M. Pascal Clément, garde des sceaux. Monsieur Hyest, vous avez évoqué les associations de consommateurs. Je tiens à vous dire que je donne, conjointement avec mon collègue Thierry Breton, un agrément aux associations de consommateurs pour qu'elles puissent agir en justice au nom des consommateurs. Seules aujourd'hui dix-huit associations jouissent de cet agrément et leur force reste ainsi concentrée.
Vote sur l'ensemble
M. René Beaumont. Monsieur le président, monsieur le ministre, mes chers collègues, tout d'abord, au nom du groupe UMP, je tiens à féliciter le président de la commission des lois, M. Jean-Jacques Hyest, de son excellent rapport, clair et limpide, sur une matière qui l'est beaucoup moins.
De l'examen de ce texte, nous voulons retenir plusieurs points principaux.
Tout d'abord, nous nous félicitons de l'examen de ce projet de loi dans le cadre de l'ordre du jour prioritaire.
En effet, le Parlement s'indigne suffisamment souvent des ratifications des ordonnances à marche forcée, même si, naturellement, il a préalablement habilité le Gouvernement à les prendre, pour ne pas se réjouir aujourd'hui de pouvoir être saisi de manière autonome de la ratification de l'une d'entre elles.
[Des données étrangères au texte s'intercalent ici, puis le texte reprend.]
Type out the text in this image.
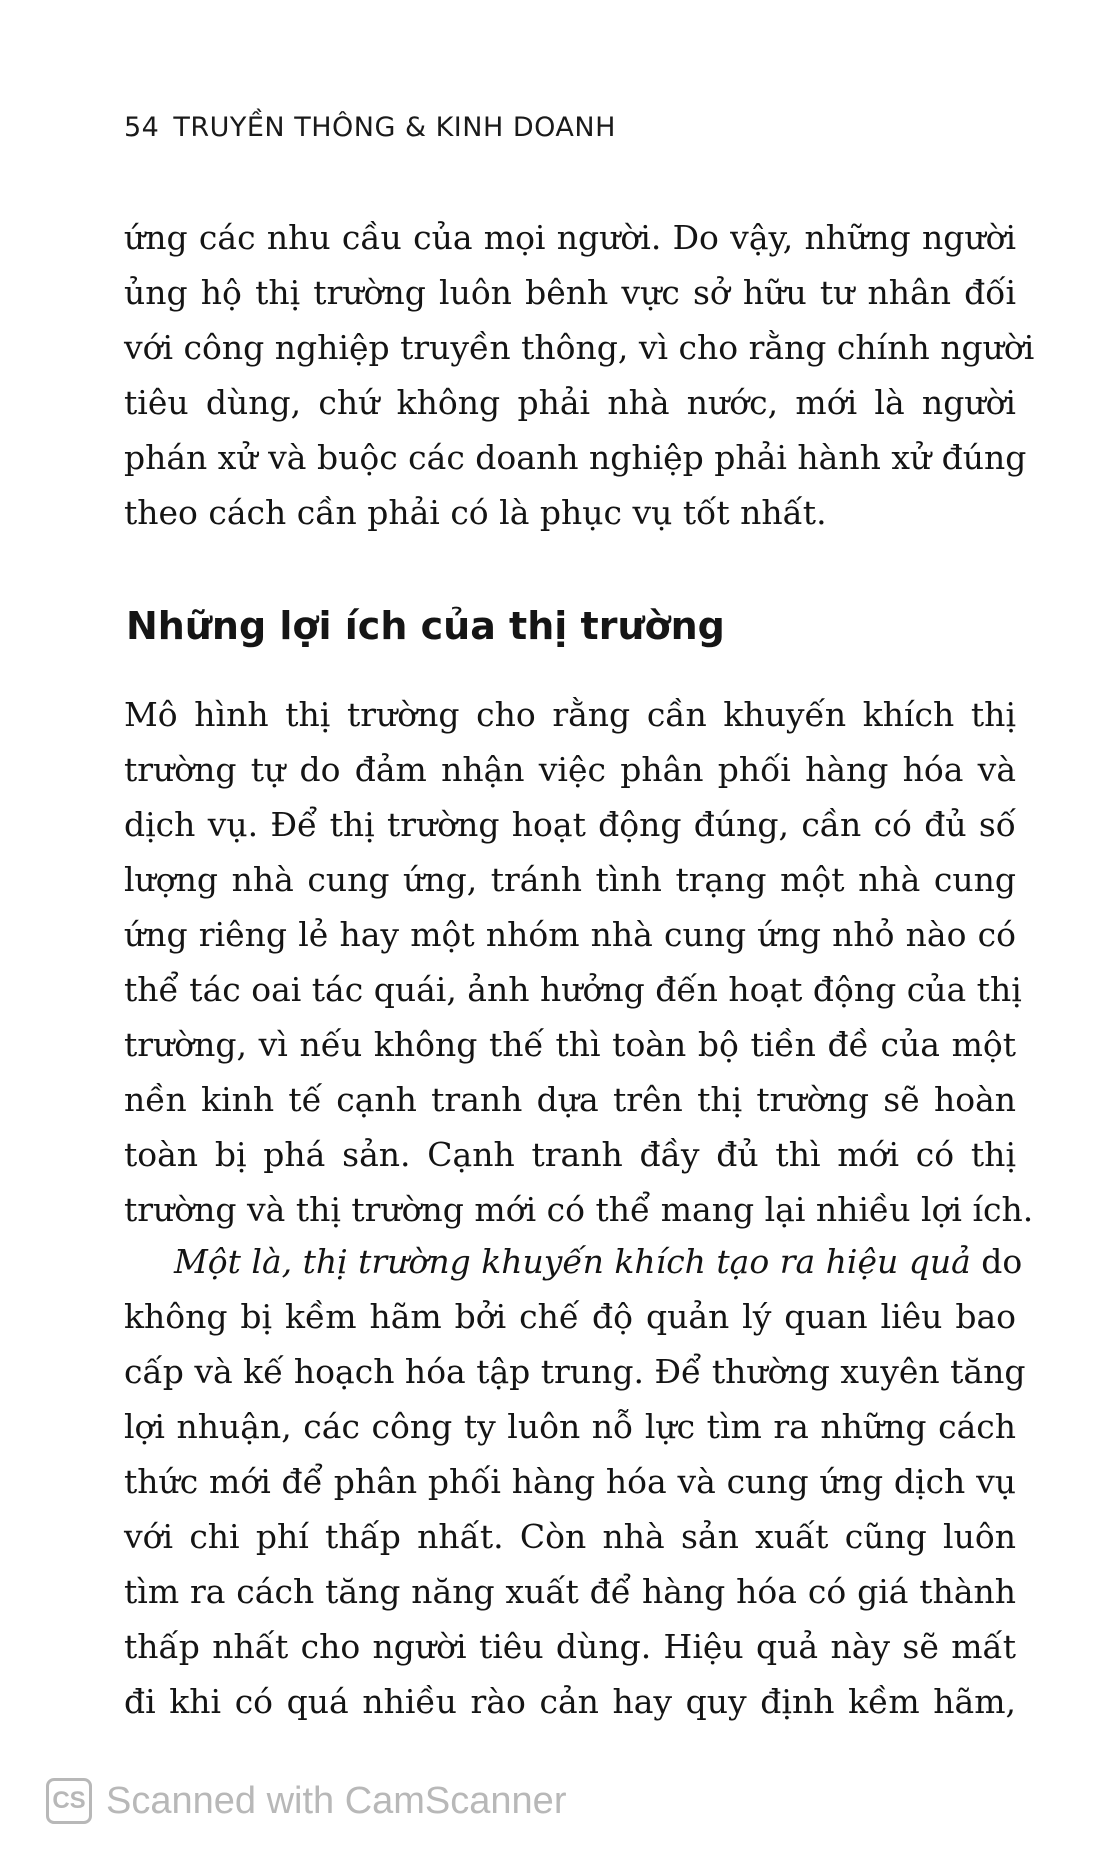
54 TRUYỀN THÔNG & KINH DOANH
ứng các nhu cầu của mọi người. Do vậy, những người
ủng hộ thị trường luôn bênh vực sở hữu tư nhân đối
với công nghiệp truyền thông, vì cho rằng chính người
tiêu dùng, chứ không phải nhà nước, mới là người
phán xử và buộc các doanh nghiệp phải hành xử đúng
theo cách cần phải có là phục vụ tốt nhất.
Những lợi ích của thị trường
Mô hình thị trường cho rằng cần khuyến khích thị
trường tự do đảm nhận việc phân phối hàng hóa và
dịch vụ. Để thị trường hoạt động đúng, cần có đủ số
lượng nhà cung ứng, tránh tình trạng một nhà cung
ứng riêng lẻ hay một nhóm nhà cung ứng nhỏ nào có
thể tác oai tác quái, ảnh hưởng đến hoạt động của thị
trường, vì nếu không thế thì toàn bộ tiền đề của một
nền kinh tế cạnh tranh dựa trên thị trường sẽ hoàn
toàn bị phá sản. Cạnh tranh đầy đủ thì mới có thị
trường và thị trường mới có thể mang lại nhiều lợi ích.
Một là, thị trường khuyến khích tạo ra hiệu quả do
không bị kềm hãm bởi chế độ quản lý quan liêu bao
cấp và kế hoạch hóa tập trung. Để thường xuyên tăng
lợi nhuận, các công ty luôn nỗ lực tìm ra những cách
thức mới để phân phối hàng hóa và cung ứng dịch vụ
với chi phí thấp nhất. Còn nhà sản xuất cũng luôn
tìm ra cách tăng năng xuất để hàng hóa có giá thành
thấp nhất cho người tiêu dùng. Hiệu quả này sẽ mất
đi khi có quá nhiều rào cản hay quy định kềm hãm,
CS Scanned with CamScanner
Ensuite, cette procédure a permis au Parlement d'améliorer substantiellement le texte, en assurant désormais la conformité du droit interne aux dispositions européennes en matière de responsabilité du fait des produits défectueux. Comme l'a bien souligné notre excellent collègue Pierre Fauchon tout à l'heure, si nous avons pu obtenir des améliorations en ce domaine, il y a encore beaucoup à faire.
Enfin, nous voulons ici saluer un nouveau texte, qui permet de déplacer le curseur en faveur des consommateurs. Il s'agit d'ailleurs en la matière de la troisième initiative depuis le début de cette législature, après la loi du 28 janvier 2005, d'initiative parlementaire, tendant à conforter la confiance et la protection du consommateur et la loi du 26 juillet dernier pour la confiance et la modernisation de l'économie.
Notre groupe s'en félicite dans la mesure où, une nouvelle fois, ces dispositions vont dans le sens d'une harmonisation à la hausse des droits du citoyen.
Telles sont les raisons pour lesquelles nous voterons donc avec satisfaction ce projet de loi tel qu'issu des travaux du Parlement. (Applaudissements sur les travées de l'UMP.)
M. le président. Personne ne demande la parole ?...
Je mets aux voix l'ensemble du projet de loi.